WASHINGTON, DC – U.S. Solicitor General Noel Francisco petitioned the U.S. Supreme Court on Friday to bypass two federal appeals courts and render a final decision on President Donald Trump’s military transgender policy by summer 2019.
The Department of Justice (DOJ) has been litigating several cases regarding that policy since 2017. Transgender individuals had never been able to serve in the U.S. military, but Barack Obama attempted to change that policy shortly during his final term, and President Trump inherited that attempted policy change shortly after taking office.
“To assemble a military of qualified, effective, and able-bodied persons, the Department of Defense [DOD] has traditionally set demanding standards for military service,” the “cert petitions” explain. “Given the unique mental and emotional stresses of military service, a history of most mental health conditions and disorders is automatically disqualifying.”
The American Psychiatric Association’s Diagnostic and Statistical Manual of Mental Disorders (DSM) has long categorized transsexuality as such a condition, first calling it “transsexualism,” then “gender identity disorder,” and most recently, “gender dysphoria.” But with the 2013 change to the latest label, the association shifted its stance to say that it no longer considered nonacceptance of a person’s biological sex to be a disorder, unless accompanied by certain symptoms.
The Obama administration decided to allow transgender individuals to serve in uniform, sparking a debate among military policy experts, though the new policy stance was not set to take effect until July 2017, six months after the end of Obama’s tenure in office.
On July 26, 2017, President Trump settled the debate by announcing that the U.S. military would not include transgender individuals.
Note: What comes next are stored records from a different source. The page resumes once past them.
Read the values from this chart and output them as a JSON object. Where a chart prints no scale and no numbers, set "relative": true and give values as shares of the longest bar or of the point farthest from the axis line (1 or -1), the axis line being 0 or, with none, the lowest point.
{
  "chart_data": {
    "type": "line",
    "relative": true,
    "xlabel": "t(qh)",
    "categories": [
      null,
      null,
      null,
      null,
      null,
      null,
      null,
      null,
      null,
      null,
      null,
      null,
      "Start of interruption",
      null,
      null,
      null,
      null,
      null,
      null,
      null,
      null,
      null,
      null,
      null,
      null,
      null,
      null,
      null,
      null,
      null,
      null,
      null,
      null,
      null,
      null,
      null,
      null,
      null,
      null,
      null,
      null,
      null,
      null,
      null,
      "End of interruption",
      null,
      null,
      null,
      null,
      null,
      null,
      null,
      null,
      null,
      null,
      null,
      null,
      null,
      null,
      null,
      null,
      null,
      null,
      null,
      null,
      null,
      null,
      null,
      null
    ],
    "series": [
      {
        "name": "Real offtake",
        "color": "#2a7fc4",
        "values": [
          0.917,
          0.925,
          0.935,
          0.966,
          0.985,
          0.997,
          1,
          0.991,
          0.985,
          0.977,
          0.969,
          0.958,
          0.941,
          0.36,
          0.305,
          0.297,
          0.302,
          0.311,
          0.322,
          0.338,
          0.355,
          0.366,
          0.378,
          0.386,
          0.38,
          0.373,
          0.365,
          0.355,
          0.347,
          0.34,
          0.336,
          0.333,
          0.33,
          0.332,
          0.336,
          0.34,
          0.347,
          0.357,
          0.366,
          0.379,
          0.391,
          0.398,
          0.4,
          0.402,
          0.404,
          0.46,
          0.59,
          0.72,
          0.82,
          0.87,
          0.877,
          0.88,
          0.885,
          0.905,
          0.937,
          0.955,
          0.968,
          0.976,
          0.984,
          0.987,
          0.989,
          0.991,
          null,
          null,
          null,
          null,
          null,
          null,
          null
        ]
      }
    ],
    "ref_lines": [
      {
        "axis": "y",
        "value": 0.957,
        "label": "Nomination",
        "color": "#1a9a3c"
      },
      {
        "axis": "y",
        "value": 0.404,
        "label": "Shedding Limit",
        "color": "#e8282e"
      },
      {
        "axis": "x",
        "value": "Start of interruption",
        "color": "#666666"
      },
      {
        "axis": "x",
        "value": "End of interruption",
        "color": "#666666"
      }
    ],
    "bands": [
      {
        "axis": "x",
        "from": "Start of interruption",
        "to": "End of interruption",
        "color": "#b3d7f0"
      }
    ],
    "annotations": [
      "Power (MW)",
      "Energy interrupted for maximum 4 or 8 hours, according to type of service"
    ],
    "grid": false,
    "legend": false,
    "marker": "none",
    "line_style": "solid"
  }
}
DOD subsequently formulated a policy allowing some transgender individuals but not others. On December 2017, a federal district judge issued a nationwide injunction blocking DOD’s policy across the country.
Pursuant to later, more detailed instructions from the commander-in-chief, Defense Secretary James Mattis conducted a study, modifying the original assessment and recommending that some transgender individuals can serve, but those with a history of gender dysphoria that results in expensive gender-reassignment surgery and others therapies that render them unable to serve for significant lengths of time should not be able to serve in uniform. The specific military need is that those serving in uniform must be “free of medical conditions or physical defects that may require excessive time lost from duty.”
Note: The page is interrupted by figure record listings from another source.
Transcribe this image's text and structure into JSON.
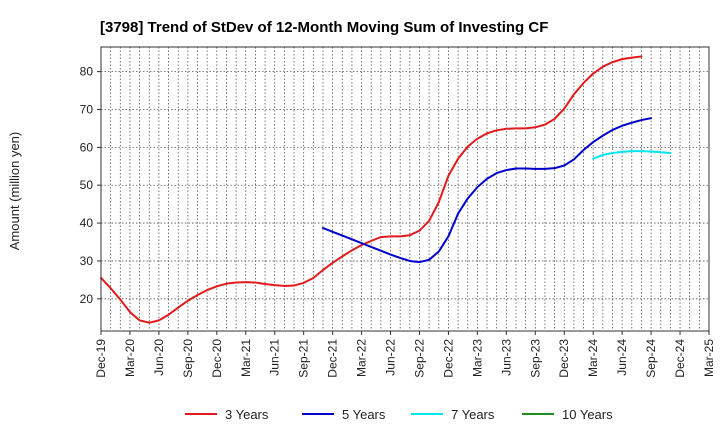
{
  "chart_data": {
    "type": "line",
    "title": "[3798]  Trend of StDev of 12-Month Moving Sum of Investing CF",
    "ylabel": "Amount (million yen)",
    "xlabel": "",
    "ylim": [
      11.5,
      86.5
    ],
    "yticks": [
      20,
      30,
      40,
      50,
      60,
      70,
      80
    ],
    "x_tick_labels": [
      "Dec-19",
      "Mar-20",
      "Jun-20",
      "Sep-20",
      "Dec-20",
      "Mar-21",
      "Jun-21",
      "Sep-21",
      "Dec-21",
      "Mar-22",
      "Jun-22",
      "Sep-22",
      "Dec-22",
      "Mar-23",
      "Jun-23",
      "Sep-23",
      "Dec-23",
      "Mar-24",
      "Jun-24",
      "Sep-24",
      "Dec-24",
      "Mar-25"
    ],
    "x_start": "Dec-19",
    "grid": true,
    "legend_position": "bottom",
    "series": [
      {
        "name": "3 Years",
        "color": "#e31a1c",
        "start_month_index": 0,
        "values": [
          25.5,
          22.8,
          19.8,
          16.5,
          14.3,
          13.7,
          14.3,
          15.8,
          17.7,
          19.5,
          21.0,
          22.3,
          23.3,
          24.0,
          24.3,
          24.4,
          24.3,
          23.9,
          23.6,
          23.4,
          23.5,
          24.2,
          25.5,
          27.6,
          29.5,
          31.2,
          32.8,
          34.2,
          35.3,
          36.3,
          36.5,
          36.5,
          36.8,
          38.0,
          40.6,
          45.5,
          52.5,
          57.0,
          60.2,
          62.3,
          63.7,
          64.5,
          64.9,
          65.0,
          65.0,
          65.3,
          66.0,
          67.5,
          70.2,
          74.0,
          77.0,
          79.5,
          81.3,
          82.5,
          83.3,
          83.7,
          84.0
        ]
      },
      {
        "name": "5 Years",
        "color": "#0000cc",
        "start_month_index": 23,
        "values": [
          38.7,
          37.7,
          36.7,
          35.7,
          34.7,
          33.7,
          32.7,
          31.7,
          30.8,
          30.0,
          29.7,
          30.3,
          32.5,
          36.5,
          42.5,
          46.5,
          49.5,
          51.7,
          53.2,
          54.0,
          54.4,
          54.4,
          54.3,
          54.3,
          54.5,
          55.2,
          56.8,
          59.3,
          61.4,
          63.1,
          64.6,
          65.7,
          66.5,
          67.2,
          67.7
        ]
      },
      {
        "name": "7 Years",
        "color": "#00e5ee",
        "start_month_index": 51,
        "values": [
          57.0,
          58.0,
          58.5,
          58.8,
          59.0,
          59.0,
          58.9,
          58.7,
          58.5
        ]
      },
      {
        "name": "10 Years",
        "color": "#228b22",
        "start_month_index": 0,
        "values": []
      }
    ]
  }
}
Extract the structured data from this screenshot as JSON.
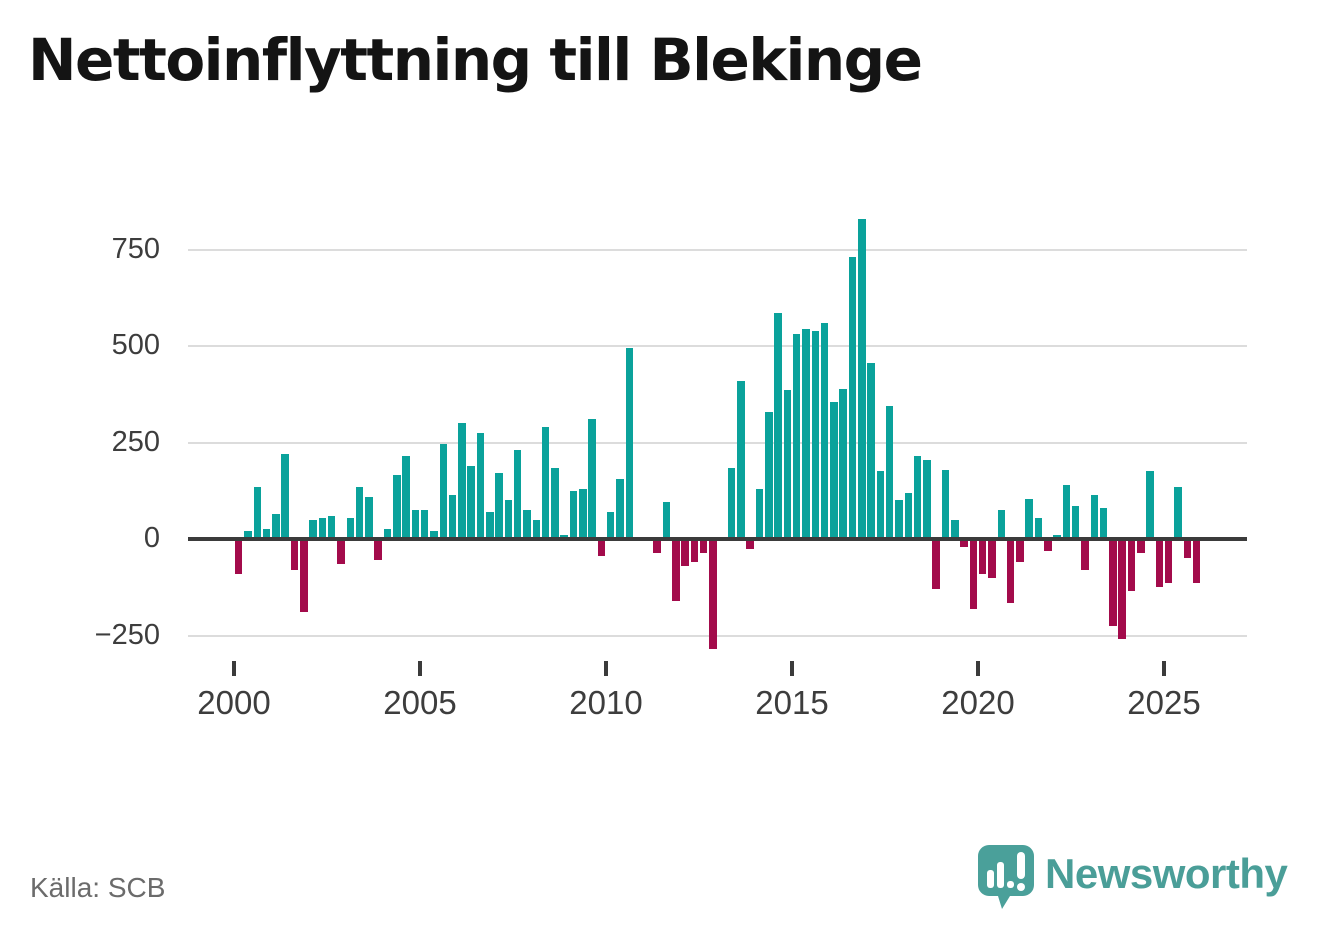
{
  "title": "Nettoinflyttning till Blekinge",
  "source": "Källa: SCB",
  "branding": {
    "logo_text": "Newsworthy"
  },
  "chart_data": {
    "type": "bar",
    "title": "Nettoinflyttning till Blekinge",
    "x_start_year": 2000,
    "frequency": "quarterly",
    "values": [
      -90,
      20,
      135,
      25,
      65,
      220,
      -80,
      -190,
      50,
      55,
      60,
      -65,
      55,
      135,
      110,
      -55,
      25,
      165,
      215,
      75,
      75,
      20,
      245,
      115,
      300,
      190,
      275,
      70,
      170,
      100,
      230,
      75,
      50,
      290,
      185,
      10,
      125,
      130,
      310,
      -45,
      70,
      155,
      495,
      0,
      0,
      -35,
      95,
      -160,
      -70,
      -60,
      -35,
      -285,
      0,
      185,
      410,
      -25,
      130,
      330,
      585,
      385,
      530,
      545,
      540,
      560,
      355,
      390,
      730,
      830,
      455,
      175,
      345,
      100,
      120,
      215,
      205,
      -130,
      180,
      50,
      -20,
      -180,
      -90,
      -100,
      75,
      -165,
      -60,
      105,
      55,
      -30,
      10,
      140,
      85,
      -80,
      115,
      80,
      -225,
      -260,
      -135,
      -35,
      175,
      -125,
      -115,
      135,
      -50,
      -115
    ],
    "x_tick_years": [
      2000,
      2005,
      2010,
      2015,
      2020,
      2025
    ],
    "x_tick_labels": [
      "2000",
      "2005",
      "2010",
      "2015",
      "2020",
      "2025"
    ],
    "y_ticks": [
      750,
      500,
      250,
      0,
      -250
    ],
    "y_tick_labels": [
      "750",
      "500",
      "250",
      "0",
      "−250"
    ],
    "ylim": [
      -300,
      850
    ],
    "grid": true,
    "legend": false,
    "colors": {
      "positive": "#0aa29b",
      "negative": "#a30b4b",
      "axis": "#3b3b3b",
      "grid": "#dcdcdc"
    }
  }
}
In March 2018, President Trump adopted that recommended policy. On April 13, 2018, a federal judge in the U.S. District Court for the Western District of Washington [State] refused to lift the preliminary injunction blocking the first version of the policy. The District of Columbia federal court likewise refused to lift its identical injunction on August 6 and the Central District of California did the same on September 18.
DOJ appealed all three of those decisions. On November 23, Francisco took the extraordinarily rare step of asking the Supreme Court to take each of those cases now, rather than wait for perhaps another year for the U.S. Courts of Appeals for the Ninth Circuit and D.C. Circuit to issue decisions. Those two appellate courts are currently two of the most liberal courts in the nation, and widely expected to affirm the lower courts’ blocking of the policy.
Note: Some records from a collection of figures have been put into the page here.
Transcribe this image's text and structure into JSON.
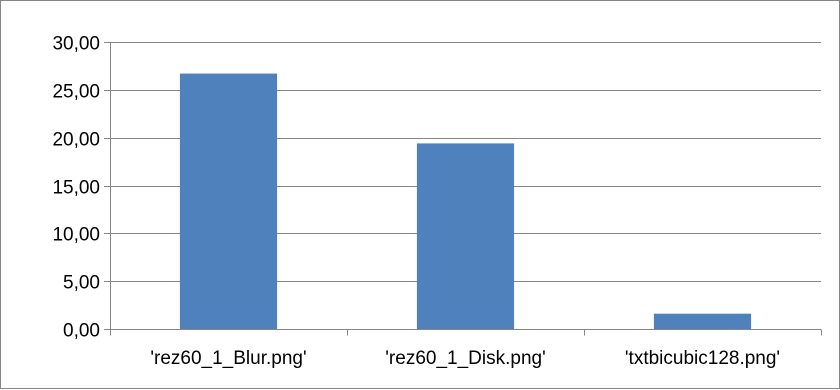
{
  "chart_data": {
    "type": "bar",
    "categories": [
      "'rez60_1_Blur.png'",
      "'rez60_1_Disk.png'",
      "'txtbicubic128.png'"
    ],
    "values": [
      26.7,
      19.4,
      1.6
    ],
    "ylim": [
      0,
      30
    ],
    "yticks": [
      "0,00",
      "5,00",
      "10,00",
      "15,00",
      "20,00",
      "25,00",
      "30,00"
    ],
    "ytick_values": [
      0,
      5,
      10,
      15,
      20,
      25,
      30
    ],
    "grid": true,
    "legend": "none",
    "bar_color": "#4F81BD",
    "grid_color": "#868686"
  }
}
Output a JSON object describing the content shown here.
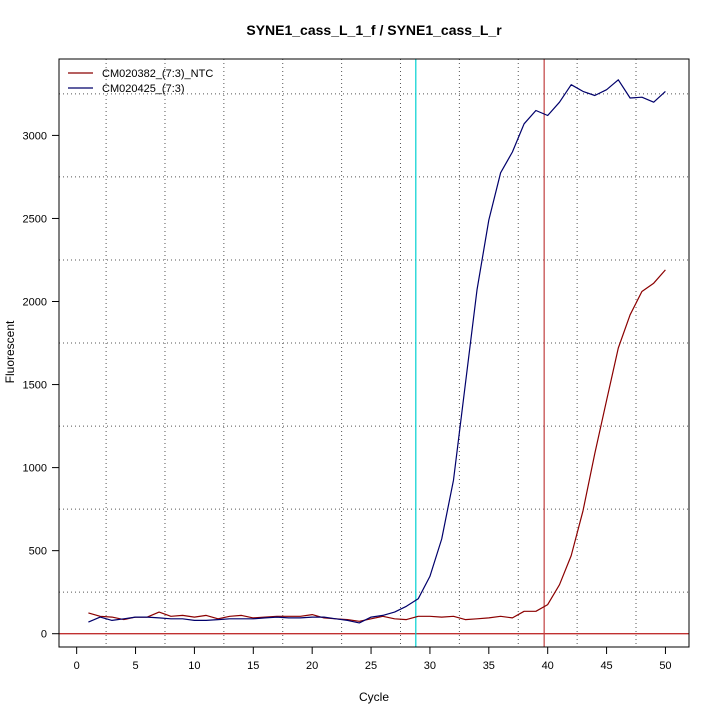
{
  "chart_data": {
    "type": "line",
    "title": "SYNE1_cass_L_1_f / SYNE1_cass_L_r",
    "xlabel": "Cycle",
    "ylabel": "Fluorescent",
    "xlim": [
      -1.5,
      52
    ],
    "ylim": [
      -80,
      3460
    ],
    "xticks": [
      0,
      5,
      10,
      15,
      20,
      25,
      30,
      35,
      40,
      45,
      50
    ],
    "yticks": [
      0,
      500,
      1000,
      1500,
      2000,
      2500,
      3000
    ],
    "grid": true,
    "legend": "top-left",
    "threshold_y": 0,
    "vertical_markers": [
      {
        "x": 28.8,
        "color": "#00d0d0"
      },
      {
        "x": 39.7,
        "color": "#c04040"
      }
    ],
    "x": [
      1,
      2,
      3,
      4,
      5,
      6,
      7,
      8,
      9,
      10,
      11,
      12,
      13,
      14,
      15,
      16,
      17,
      18,
      19,
      20,
      21,
      22,
      23,
      24,
      25,
      26,
      27,
      28,
      29,
      30,
      31,
      32,
      33,
      34,
      35,
      36,
      37,
      38,
      39,
      40,
      41,
      42,
      43,
      44,
      45,
      46,
      47,
      48,
      49,
      50
    ],
    "series": [
      {
        "name": "CM020382_(7:3)_NTC",
        "color": "#8b0000",
        "values": [
          125,
          105,
          100,
          85,
          100,
          100,
          130,
          105,
          110,
          100,
          110,
          90,
          105,
          110,
          95,
          100,
          105,
          105,
          105,
          115,
          95,
          90,
          85,
          75,
          90,
          105,
          90,
          85,
          105,
          105,
          100,
          105,
          85,
          90,
          95,
          105,
          95,
          135,
          135,
          175,
          295,
          470,
          740,
          1085,
          1405,
          1720,
          1920,
          2060,
          2110,
          2190
        ]
      },
      {
        "name": "CM020425_(7:3)",
        "color": "#00006b",
        "values": [
          70,
          100,
          80,
          90,
          100,
          100,
          95,
          90,
          90,
          80,
          80,
          85,
          90,
          90,
          90,
          95,
          100,
          95,
          95,
          100,
          100,
          90,
          80,
          65,
          100,
          110,
          130,
          165,
          210,
          345,
          570,
          925,
          1500,
          2070,
          2490,
          2775,
          2900,
          3070,
          3150,
          3120,
          3200,
          3305,
          3265,
          3240,
          3275,
          3335,
          3225,
          3230,
          3200,
          3265
        ]
      }
    ]
  }
}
“This Court has long accorded a healthy deference to legislative and executive judgments in the area of military affairs,” explains the first petition. It adds:
That deference reflects the recognition not only that courts are ill-equipped to determine the impact upon discipline that any particular intrusion upon military authority might have, but also that military authorities have been charged by the Executive and Legislative Branches with carrying out the Nation’s military policy. The Mattis policy would thus warrant deferential review even if an analogous policy in the civilian context would call for closer scrutiny.
Although the Supreme Court almost always waits for a federal appeals court to render a final decision on a case before the justices will review it, federal law and Supreme Court rule 11 give the justices jurisdiction over a case at any point after it is first docketed with the appellate court. The Trump administration has asked for the High Court to exercise that rule a couple times, most recently in the legal challenges to the DACA amnesty program for illegal aliens.
This upsurge in petitions for certiorari before final judgment is attributed to the rapid increase of district judges with liberal judicial philosophies issuing nationwide injunctions over the past two years, essentially blocking entire federal policies. Historically, district courts would render relief only for the parties in the case before them, or at minimum would often stay broad decisions while the government takes the case up on appeal.
The cases are Trump v. Karnoski, Trump v. Jane Doe 2, and Trump v. Stockman, and have not yet been assigned docket numbers in the Supreme Court of the United States.